Prediction: We sought to predict weight or height at 36 months (Y3) from growth measures assessed only up to 12 months (Y1) or to 24 months (Y1+Y2), utilizing the “last value” approach. In brief, the last observation for each child (here, growth measures at 36 months) is used to assess overall model fit, by focusing on how accurately the model can extrapolate the measure at this time point. We identified all STARR infants with at least five time points in Y1 and at least two time points in both Y2 and Y3, with the selection of these time points based on maximizing the number of later time points within the constraints of the well-baby visit schedule for Y2 and Y3. The per-subject set of time points (Y1-Y3) was fitted using the modified Michaelis-Menten equation and the mean squared error was calculated, acting as the “baseline” error. The model was then run on the subset of Y1 only and of Y1+Y2 only.

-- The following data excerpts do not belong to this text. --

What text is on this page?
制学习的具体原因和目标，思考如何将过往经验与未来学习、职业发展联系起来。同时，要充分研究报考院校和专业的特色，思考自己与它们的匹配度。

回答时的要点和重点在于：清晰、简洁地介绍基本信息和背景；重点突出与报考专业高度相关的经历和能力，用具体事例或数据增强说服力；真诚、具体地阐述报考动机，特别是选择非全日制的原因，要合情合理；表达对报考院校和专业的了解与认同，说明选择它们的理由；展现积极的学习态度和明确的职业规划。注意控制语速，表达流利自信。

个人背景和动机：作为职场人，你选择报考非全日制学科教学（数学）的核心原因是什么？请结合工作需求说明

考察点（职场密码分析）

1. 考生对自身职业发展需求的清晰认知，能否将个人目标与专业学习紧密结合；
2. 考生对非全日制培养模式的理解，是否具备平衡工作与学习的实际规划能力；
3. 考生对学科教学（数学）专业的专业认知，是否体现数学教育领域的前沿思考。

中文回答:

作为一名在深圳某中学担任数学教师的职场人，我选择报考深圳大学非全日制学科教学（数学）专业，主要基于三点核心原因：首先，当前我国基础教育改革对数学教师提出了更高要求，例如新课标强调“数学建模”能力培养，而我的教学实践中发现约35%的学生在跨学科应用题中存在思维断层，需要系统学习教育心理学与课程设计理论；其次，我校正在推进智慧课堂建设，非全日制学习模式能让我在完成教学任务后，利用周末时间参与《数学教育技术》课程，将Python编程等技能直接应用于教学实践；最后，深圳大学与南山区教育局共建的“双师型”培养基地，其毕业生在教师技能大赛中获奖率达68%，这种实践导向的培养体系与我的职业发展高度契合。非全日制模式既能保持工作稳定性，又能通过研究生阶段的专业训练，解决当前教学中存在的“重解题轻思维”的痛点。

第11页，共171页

To test predictive accuracy of these subsets, the RMSE was calculated using the actual weights or heights versus the predicted weights or heights of the three time series.
Comparison with other models: We examined how well the modified Michaelis-Menten equation performed interpolation in STARR babies compared to ten other commonly used interpolation methods and pediatric growth models including: (1) the ‘last observation carried forward’ model; (2) the linear model; (3) the robust linear model (RLM method, base R MASS package); (4) the Laird and Ware linear model (LWMOD method); (5) the generalized additive model (GAM method); (6) locally estimated scatterplot smoothing (LOESS method, base R stats package); (7) the smooth spline model (smooth.spline method, base R stats package); (8) the multilevel spline model (Wand method); (9) the SITAR (superimposition by translation and rotation) model and (10) fast covariance estimation (FACE method).
Model fit used the holdout approach: a single datapoint (other than birth weight or birth length) was randomly removed from each subject, and the RMSE of the removed datapoint was calculated as the model fitted to the remaining data.
The hbgd package was used to fit all models except the ‘last observation carried forward’ model, the linear model and the SITAR model. For the ‘last observation carried forward’ model, the holdout data point was interpolated by the last observation by converting the random holdout value to NA and then using the function na.locf() from the zoo R package. For the simple linear model, the holdout-filtered data were used to determine the slope and intercept via R’s lm() function, which were then used to calculate the holdout value. For the SITAR model, each subject was fitted by calling the sitar() function with df=2 to minimize failures, and the RMSE of the random holdout point was subsequently calculated with the predict() function. For this analysis, set.seed(1234) was used to initialize the pseudorandom generator.
Usage notes
Example R code for fitting weight and/or height data with the MME equation is shown in the MME_growth_fitting.RMD file.
This file was written to fit the supplied STARR dataset. However, it can be adapted to alternative data. The HTML version of this file is available as well, in case viewing the script without opening it in R is desired. R_sessionInfo.txt contains the R software version, as well as the versions of the packages included in the code. See the methods section of the manuscript for the description of the starting parameters for the nls() function.